Self-Employment- It is important for an employer to be clear about whether an employee is an employee or actually self-employed. It is essential that an employer does not miscategorise a worker’s genuine status, either intentionally or unintentionally because there are significant tax and employment legislation issues in particular surrounding a worker’s status. If a worker is deemed to be an employee then they will be subject to different tax rates and they will enjoy all the protection that employment legislation affords such as the right to annual leave, public holidays, maternity leave, parental leave etc. and most importantly they retain the ability to take an unfair dismissal claim.
The key to whether an employee is self-employed or not lies in the relationship between employee and employer and what happens in practice in that relationship.
Sexual Harassment- Sexual harassment is largely governed by the Employment Equality Act, 1998, which outlines that sexual harassment can be any act of physical intimacy, any express request for sexual favours or any other act or conduct including spoken words, gestures or the production, display or circulation of written words, pictures or other material, where such behaviour is unwelcome and could reasonably be regarded as sexually, or otherwise on the gender ground, offensive, humiliating or intimidating. Employers should be aware that they may be vicariously liable for such harassment if perpetrated by a fellow employee of the victim, the employer themselves or a client/business contact of the employer in circumstances where the employer ought reasonably to have taken steps to prevent such harassment. Employers should also adopt a written statement/policy on harassment in the workplace in line with relevant codes of practice and take steps to ensure that employees are familiar with the terms of that policy.

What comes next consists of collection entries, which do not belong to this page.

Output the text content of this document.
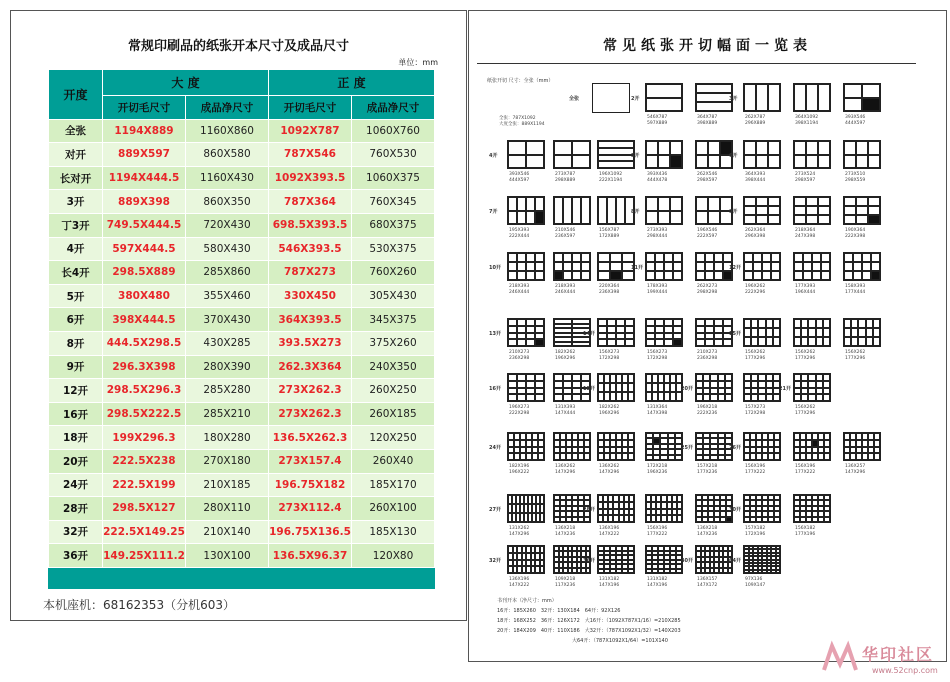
常规印刷品的纸张开本尺寸及成品尺寸
单位：mm
开度	大 度		正 度	
	开切毛尺寸	成品净尺寸	开切毛尺寸	成品净尺寸
全张	1194X889	1160X860	1092X787	1060X760
对开	889X597	860X580	787X546	760X530
长对开	1194X444.5	1160X430	1092X393.5	1060X375
3开	889X398	860X350	787X364	760X345
丁3开	749.5X444.5	720X430	698.5X393.5	680X375
4开	597X444.5	580X430	546X393.5	530X375
长4开	298.5X889	285X860	787X273	760X260
5开	380X480	355X460	330X450	305X430
6开	398X444.5	370X430	364X393.5	345X375
8开	444.5X298.5	430X285	393.5X273	375X260
9开	296.3X398	280X390	262.3X364	240X350
12开	298.5X296.3	285X280	273X262.3	260X250
16开	298.5X222.5	285X210	273X262.3	260X185
18开	199X296.3	180X280	136.5X262.3	120X250
20开	222.5X238	270X180	273X157.4	260X40
24开	222.5X199	210X185	196.75X182	185X170
28开	298.5X127	280X110	273X112.4	260X100
32开	222.5X149.25	210X140	196.75X136.5	185X130
36开	149.25X111.2	130X100	136.5X96.37	120X80
本机座机：68162353（分机603）
常见纸张开切幅面一览表
纸张开切 尺寸：全张（mm）
全张
全张：787X1092
大度全张：889X1194
2开
546X787
597X889
364X787
398X889
3开
262X787
296X889
364X1092
398X1194
393X546
444X597
4开
393X546
444X597
273X787
298X889
196X1092
222X1194
5开
393X436
444X478
262X546
298X597
6开
364X393
398X444
273X524
298X597
273X510
298X559
7开
195X393
222X444
210X546
236X597
156X787
172X889
8开
273X393
298X444
196X546
222X597
9开
262X364
296X398
218X364
247X398
190X364
222X398
10开
218X393
246X444
218X393
246X444
220X364
236X398
11开
178X393
199X444
262X273
298X298
12开
196X262
222X296
177X393
196X444
158X393
177X444
13开
210X273
236X298
182X262
196X296
14开
156X273
172X298
156X273
172X298
210X273
236X298
15开
156X262
177X296
156X262
177X296
156X262
177X296
16开
196X273
222X298
131X393
147X444
18开
182X262
196X296
131X364
147X398
20开
196X218
222X236
157X273
172X298
21开
156X262
177X296
24开
182X196
196X222
136X262
147X296
136X262
147X296
172X218
196X236
25开
157X218
177X236
26开
156X196
177X222
156X196
177X222
136X257
147X296
27开
131X262
147X296
136X218
147X236
28开
136X196
147X222
156X196
177X222
136X218
147X236
30开
157X182
172X196
156X182
177X196
32开
136X196
147X222
109X218
117X236
36开
131X182
147X196
131X182
147X196
40开
136X157
147X172
64开
97X136
109X147
书刊开本（净尺寸：mm）
16开：185X260　32开：130X184　64开：92X126
18开：168X252　36开：126X172　大16开：（1092X787X1/16）=210X285
20开：184X209　40开：110X186　大32开：（787X1092X1/32）=140X203
　　　　　　　　　　　　　　　大64开：（787X1092X1/64）=101X140
华印社区
www.52cnp.com
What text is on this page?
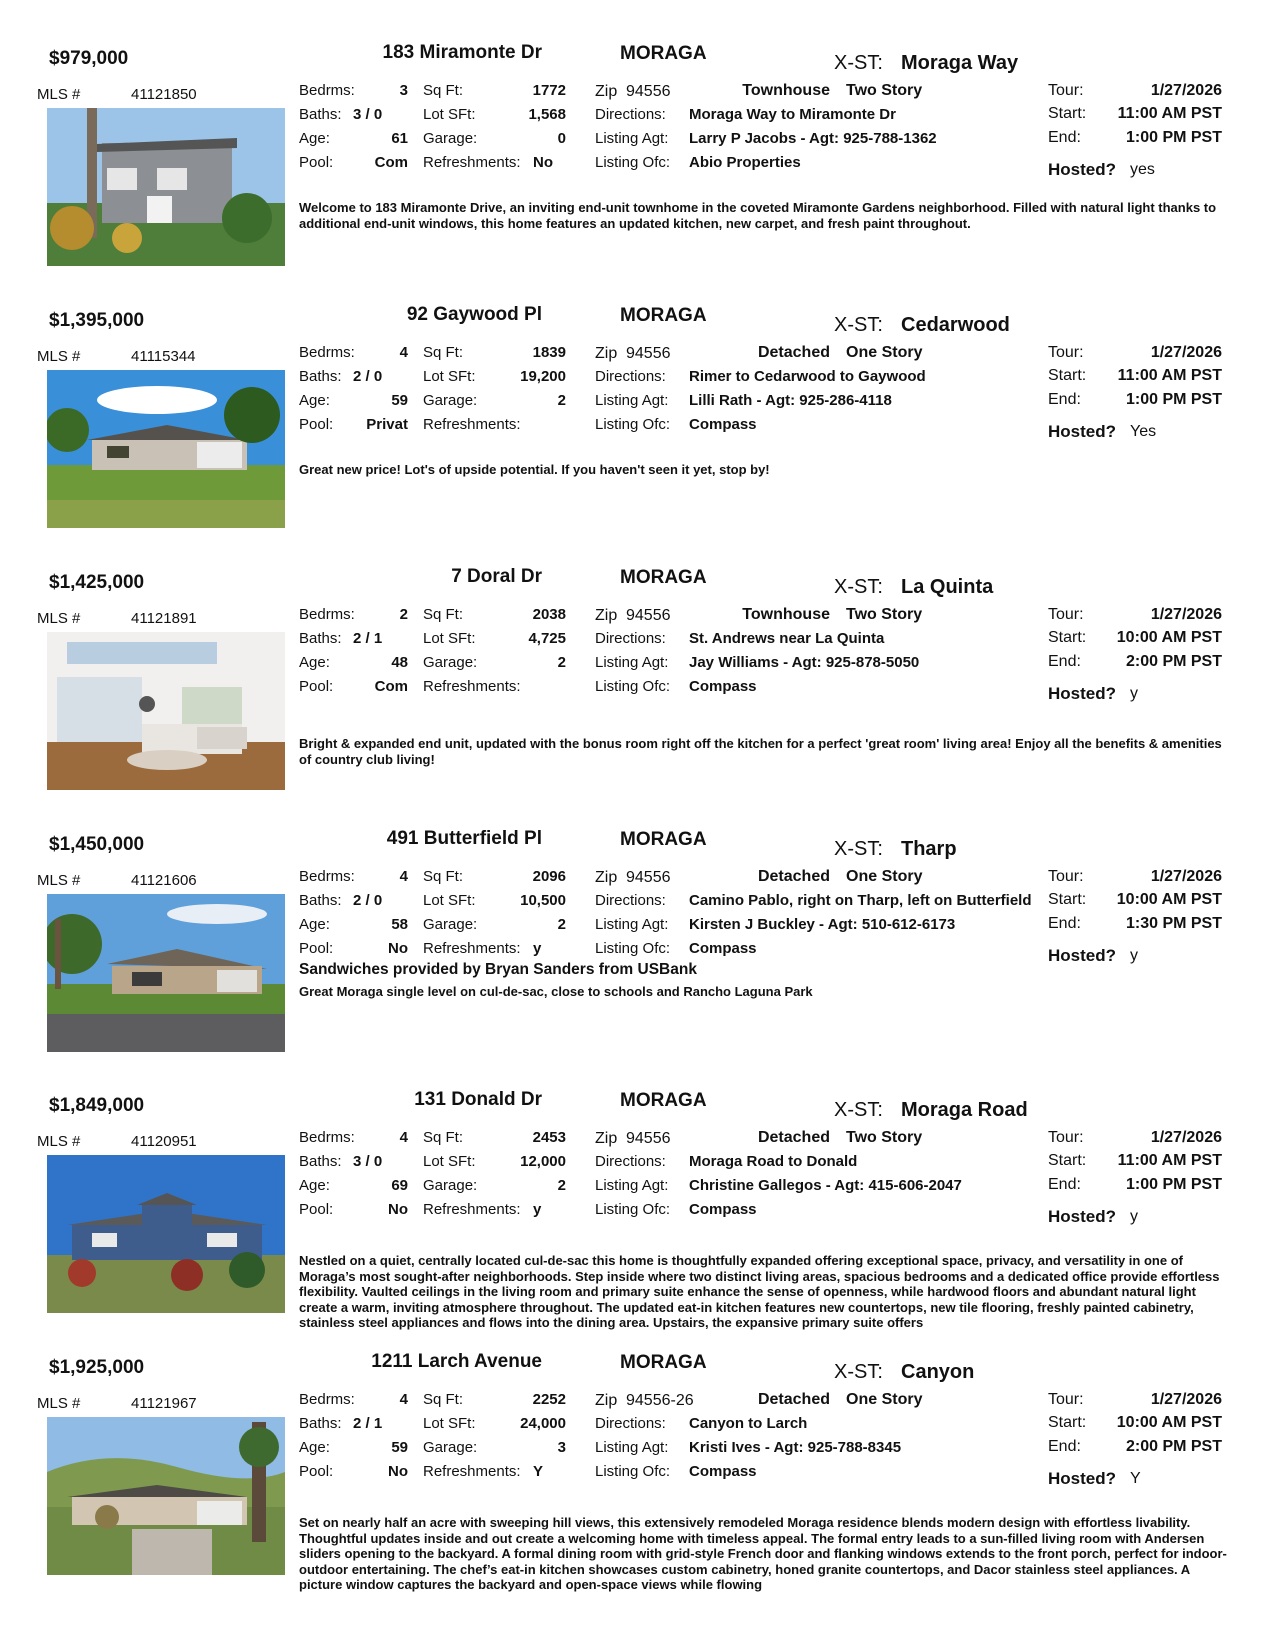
$979,000
MLS #	41121850
183 Miramonte Dr	MORAGA	X-ST: Moraga Way
Bedrms:	3 Sq Ft:	1772
Baths: 3 / 0	Lot SFt:	1,568
Age:	61 Garage:	0
Pool:	Com Refreshments: No
Zip 94556	Townhouse Two Story
Directions: Moraga Way to Miramonte Dr
Listing Agt: Larry P Jacobs - Agt: 925-788-1362
Listing Ofc: Abio Properties
Tour:	1/27/2026
Start:	11:00 AM PST
End:	1:00 PM PST
Hosted? yes
Welcome to 183 Miramonte Drive, an inviting end-unit townhome in the coveted Miramonte Gardens neighborhood. Filled with natural light thanks to additional end-unit windows, this home features an updated kitchen, new carpet, and fresh paint throughout.
$1,395,000
MLS #	41115344
92 Gaywood Pl	MORAGA	X-ST: Cedarwood
Bedrms:	4 Sq Ft:	1839
Baths: 2 / 0	Lot SFt:	19,200
Age:	59 Garage:	2
Pool:	Privat Refreshments:
Zip 94556	Detached One Story
Directions: Rimer to Cedarwood to Gaywood
Listing Agt: Lilli Rath - Agt: 925-286-4118
Listing Ofc: Compass
Tour:	1/27/2026
Start:	11:00 AM PST
End:	1:00 PM PST
Hosted? Yes
Great new price! Lot's of upside potential. If you haven't seen it yet, stop by!
$1,425,000
MLS #	41121891
7 Doral Dr	MORAGA	X-ST: La Quinta
Bedrms:	2 Sq Ft:	2038
Baths: 2 / 1	Lot SFt:	4,725
Age:	48 Garage:	2
Pool:	Com Refreshments:
Zip 94556	Townhouse Two Story
Directions: St. Andrews near La Quinta
Listing Agt: Jay Williams - Agt: 925-878-5050
Listing Ofc: Compass
Tour:	1/27/2026
Start:	10:00 AM PST
End:	2:00 PM PST
Hosted? y
Bright & expanded end unit, updated with the bonus room right off the kitchen for a perfect 'great room' living area! Enjoy all the benefits & amenities of country club living!
$1,450,000
MLS #	41121606
491 Butterfield Pl	MORAGA	X-ST: Tharp
Bedrms:	4 Sq Ft:	2096
Baths: 2 / 0	Lot SFt:	10,500
Age:	58 Garage:	2
Pool:	No Refreshments: y
Zip 94556	Detached One Story
Directions: Camino Pablo, right on Tharp, left on Butterfield
Listing Agt: Kirsten J Buckley - Agt: 510-612-6173
Listing Ofc: Compass
Tour:	1/27/2026
Start:	10:00 AM PST
End:	1:30 PM PST
Hosted? y
Sandwiches provided by Bryan Sanders from USBank
Great Moraga single level on cul-de-sac, close to schools and Rancho Laguna Park
$1,849,000
MLS #	41120951
131 Donald Dr	MORAGA	X-ST: Moraga Road
Bedrms:	4 Sq Ft:	2453
Baths: 3 / 0	Lot SFt:	12,000
Age:	69 Garage:	2
Pool:	No Refreshments: y
Zip 94556	Detached Two Story
Directions: Moraga Road to Donald
Listing Agt: Christine Gallegos - Agt: 415-606-2047
Listing Ofc: Compass
Tour:	1/27/2026
Start:	11:00 AM PST
End:	1:00 PM PST
Hosted? y
Nestled on a quiet, centrally located cul-de-sac this home is thoughtfully expanded offering exceptional space, privacy, and versatility in one of Moraga’s most sought-after neighborhoods. Step inside where two distinct living areas, spacious bedrooms and a dedicated office provide effortless flexibility. Vaulted ceilings in the living room and primary suite enhance the sense of openness, while hardwood floors and abundant natural light create a warm, inviting atmosphere throughout. The updated eat-in kitchen features new countertops, new tile flooring, freshly painted cabinetry, stainless steel appliances and flows into the dining area. Upstairs, the expansive primary suite offers
$1,925,000
MLS #	41121967
1211 Larch Avenue	MORAGA	X-ST: Canyon
Bedrms:	4 Sq Ft:	2252
Baths: 2 / 1	Lot SFt:	24,000
Age:	59 Garage:	3
Pool:	No Refreshments: Y
Zip 94556-26	Detached One Story
Directions: Canyon to Larch
Listing Agt: Kristi Ives - Agt: 925-788-8345
Listing Ofc: Compass
Tour:	1/27/2026
Start:	10:00 AM PST
End:	2:00 PM PST
Hosted? Y
Set on nearly half an acre with sweeping hill views, this extensively remodeled Moraga residence blends modern design with effortless livability. Thoughtful updates inside and out create a welcoming home with timeless appeal. The formal entry leads to a sun-filled living room with Andersen sliders opening to the backyard. A formal dining room with grid-style French door and flanking windows extends to the front porch, perfect for indoor-outdoor entertaining. The chef’s eat-in kitchen showcases custom cabinetry, honed granite countertops, and Dacor stainless steel appliances. A picture window captures the backyard and open-space views while flowing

Suspension- In suspected serious cases of misconduct, an employer may suspend an employee pending investigation into the circumstances surrounding the situation. Where the misconduct falls short of potential gross misconduct then the employee should only be suspended if it is absolutely necessary and the period of suspension should be as brief as possible. However, if the employee’s actions are potentially gross misconduct they should be suspended on pay as soon as possible as allowing the employee to continue to work would undermine the “gross” nature of their actions. If an employee is suspended in such circumstances, their contract of employment must continue together with all rights under the contract including payment of salary/wages for time spent on suspension.
Suspension without pay is a potential disciplinary outcome that employers may pursue. However, this is not an advisable outcome as disciplinary outcomes are intended to be “corrective” and “not punitive”. To suspend without pay is simply a punishment and does not demonstrate any effort from the employer to correct the employee’s behaviour and show them where they went wrong.